Unread postPosted: Wed 20 Apr 2022, 07:59:38
by vtsnowedin
In danger yes but not yet. Too few Teslas have made it to the scrap yard to have reliable figures on total lifetime cost per mile. And they may have to include higher fire insurance bills for garages holding them while charging if they can't fix that problem.
But if I was a betting man I'd bet on the EVs winning out within a decade.

Re: THE Gasoline Price Thread Pt. 5

Unread postPosted: Wed 20 Apr 2022, 08:56:53
by AdamB
vtsnowedin wrote:In danger yes but not yet.


I agree. But momentum is momentum, global circumstances and concerns are ongoing and aren't stopping anytime soon, and you might think it is a Jim dandy great idea to blast cubic $$ of discretionary income out the door for something so simple as fuel to get around, some of us don't. I don't begrudge you wasting your discretionary income any way you'd like for whatever reason, I'm hardly one to talk as I waste money on stuff as well.

vtsnowedin wrote:Too few Teslas have made it to the scrap yard to have reliable figures on total lifetime cost per mile.


Well, when the stupid things don't break because their moving parts are few and far between, why should they be junked? I have like 3 main moving parts on my EV, how many are in the engine alone of that Subaru you recently acquired?
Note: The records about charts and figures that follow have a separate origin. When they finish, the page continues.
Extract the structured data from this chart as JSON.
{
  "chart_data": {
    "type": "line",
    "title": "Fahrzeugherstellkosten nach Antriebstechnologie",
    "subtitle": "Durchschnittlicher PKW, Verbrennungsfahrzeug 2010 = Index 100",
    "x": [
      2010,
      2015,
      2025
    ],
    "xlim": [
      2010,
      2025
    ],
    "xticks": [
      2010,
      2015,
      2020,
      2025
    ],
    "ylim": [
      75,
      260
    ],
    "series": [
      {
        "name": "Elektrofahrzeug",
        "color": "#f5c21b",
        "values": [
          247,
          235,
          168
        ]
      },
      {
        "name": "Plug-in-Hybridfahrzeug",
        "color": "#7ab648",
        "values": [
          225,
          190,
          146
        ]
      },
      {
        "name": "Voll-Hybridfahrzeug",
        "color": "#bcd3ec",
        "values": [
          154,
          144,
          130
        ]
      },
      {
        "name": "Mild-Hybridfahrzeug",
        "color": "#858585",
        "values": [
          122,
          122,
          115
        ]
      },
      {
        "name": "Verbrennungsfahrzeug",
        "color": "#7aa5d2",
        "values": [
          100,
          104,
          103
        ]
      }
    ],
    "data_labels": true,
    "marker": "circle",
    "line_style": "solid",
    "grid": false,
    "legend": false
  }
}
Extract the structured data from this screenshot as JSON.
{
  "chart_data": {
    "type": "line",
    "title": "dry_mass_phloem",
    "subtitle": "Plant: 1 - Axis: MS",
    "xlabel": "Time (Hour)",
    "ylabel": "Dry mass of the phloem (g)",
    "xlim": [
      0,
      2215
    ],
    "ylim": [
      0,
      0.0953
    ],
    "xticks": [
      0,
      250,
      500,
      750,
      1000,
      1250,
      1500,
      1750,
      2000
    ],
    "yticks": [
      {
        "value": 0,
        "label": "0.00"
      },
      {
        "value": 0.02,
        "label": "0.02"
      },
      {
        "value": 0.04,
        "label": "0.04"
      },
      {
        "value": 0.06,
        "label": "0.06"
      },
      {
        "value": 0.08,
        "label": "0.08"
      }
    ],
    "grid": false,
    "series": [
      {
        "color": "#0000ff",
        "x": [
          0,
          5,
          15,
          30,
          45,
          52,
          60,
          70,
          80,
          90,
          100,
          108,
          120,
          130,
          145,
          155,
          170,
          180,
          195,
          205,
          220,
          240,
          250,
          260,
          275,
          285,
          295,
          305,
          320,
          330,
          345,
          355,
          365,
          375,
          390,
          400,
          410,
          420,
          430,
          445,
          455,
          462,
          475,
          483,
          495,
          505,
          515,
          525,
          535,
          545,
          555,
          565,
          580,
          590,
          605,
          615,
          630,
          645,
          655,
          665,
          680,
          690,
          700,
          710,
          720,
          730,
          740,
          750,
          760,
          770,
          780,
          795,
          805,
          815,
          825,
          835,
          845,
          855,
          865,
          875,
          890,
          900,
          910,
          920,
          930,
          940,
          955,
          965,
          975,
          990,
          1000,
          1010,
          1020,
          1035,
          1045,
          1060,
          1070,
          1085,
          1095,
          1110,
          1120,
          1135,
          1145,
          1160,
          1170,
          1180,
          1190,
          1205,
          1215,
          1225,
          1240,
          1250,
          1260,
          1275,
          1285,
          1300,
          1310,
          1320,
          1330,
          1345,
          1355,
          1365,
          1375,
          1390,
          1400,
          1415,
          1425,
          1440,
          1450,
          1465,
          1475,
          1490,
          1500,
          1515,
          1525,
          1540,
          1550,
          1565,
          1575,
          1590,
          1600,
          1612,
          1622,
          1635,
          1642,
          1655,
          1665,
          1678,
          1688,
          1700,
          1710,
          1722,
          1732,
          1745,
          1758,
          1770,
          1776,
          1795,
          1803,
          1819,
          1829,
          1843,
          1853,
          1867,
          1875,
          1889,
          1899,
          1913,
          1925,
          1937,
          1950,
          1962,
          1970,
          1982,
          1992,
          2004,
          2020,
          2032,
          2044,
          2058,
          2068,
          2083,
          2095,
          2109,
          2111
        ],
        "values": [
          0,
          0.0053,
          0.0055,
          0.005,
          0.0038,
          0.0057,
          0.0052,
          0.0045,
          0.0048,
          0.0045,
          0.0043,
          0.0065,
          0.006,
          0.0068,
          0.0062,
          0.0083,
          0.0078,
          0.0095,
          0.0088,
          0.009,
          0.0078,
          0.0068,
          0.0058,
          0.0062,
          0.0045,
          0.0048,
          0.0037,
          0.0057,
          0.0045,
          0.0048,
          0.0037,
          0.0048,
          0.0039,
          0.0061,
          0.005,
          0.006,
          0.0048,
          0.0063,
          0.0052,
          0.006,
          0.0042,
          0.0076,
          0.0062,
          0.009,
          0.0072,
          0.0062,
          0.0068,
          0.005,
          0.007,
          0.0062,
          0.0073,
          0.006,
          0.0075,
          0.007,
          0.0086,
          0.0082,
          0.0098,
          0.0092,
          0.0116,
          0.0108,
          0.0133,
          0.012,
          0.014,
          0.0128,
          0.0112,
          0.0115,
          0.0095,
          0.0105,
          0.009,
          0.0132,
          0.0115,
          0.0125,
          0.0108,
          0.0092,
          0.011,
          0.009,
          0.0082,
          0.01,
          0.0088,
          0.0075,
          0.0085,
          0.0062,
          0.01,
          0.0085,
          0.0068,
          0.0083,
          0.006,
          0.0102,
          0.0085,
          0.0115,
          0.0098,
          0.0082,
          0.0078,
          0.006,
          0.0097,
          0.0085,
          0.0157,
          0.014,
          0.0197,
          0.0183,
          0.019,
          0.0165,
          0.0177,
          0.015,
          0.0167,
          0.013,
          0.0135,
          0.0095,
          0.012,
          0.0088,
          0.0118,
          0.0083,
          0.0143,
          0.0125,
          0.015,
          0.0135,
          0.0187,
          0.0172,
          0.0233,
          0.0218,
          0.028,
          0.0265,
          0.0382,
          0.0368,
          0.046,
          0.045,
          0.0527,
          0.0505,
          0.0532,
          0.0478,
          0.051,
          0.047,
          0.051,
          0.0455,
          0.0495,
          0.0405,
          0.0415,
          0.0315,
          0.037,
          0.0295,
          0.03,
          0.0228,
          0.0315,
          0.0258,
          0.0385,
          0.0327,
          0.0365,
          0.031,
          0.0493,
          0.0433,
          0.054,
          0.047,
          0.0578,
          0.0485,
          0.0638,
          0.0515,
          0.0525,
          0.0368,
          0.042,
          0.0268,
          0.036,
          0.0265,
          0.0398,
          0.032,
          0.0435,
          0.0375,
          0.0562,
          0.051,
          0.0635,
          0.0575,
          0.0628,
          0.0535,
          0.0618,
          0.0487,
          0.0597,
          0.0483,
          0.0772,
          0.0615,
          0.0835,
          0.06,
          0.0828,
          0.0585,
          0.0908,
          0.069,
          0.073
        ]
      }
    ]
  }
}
I'll bet its more than 3.

vtsnowedin wrote:And they may have to include higher fire insurance bills for garages holding them while charging if they can't fix that problem.


Sure. Because it isn't as though ICE cars ever burn down their owners garages, right?

vtsnowedin wrote:But if I was a betting man I'd bet on the EVs winning out within a decade.


A reasonable assumption and time frame. For awhile there I liked CNG and had hopes, but that doesn't seem to have gone anywhere. Myself, I'm interested in the new and improved plug in hybrids, sort of like the old Volt. 40-50-60 miles of electric but a gas engine to do the interstate travels. I have an early model of one of those and it works great, but is light on EV range. And then something like the Leaf can be relatively short range/local and do all the work commuting and grocery getting and whatnot, alleviating the need for a 200 mile range EV. Plus the things are dirt cheap. Were dirt cheap. Assuming a decent recession soon, might update to a longer ranged one if the prices fall far enough.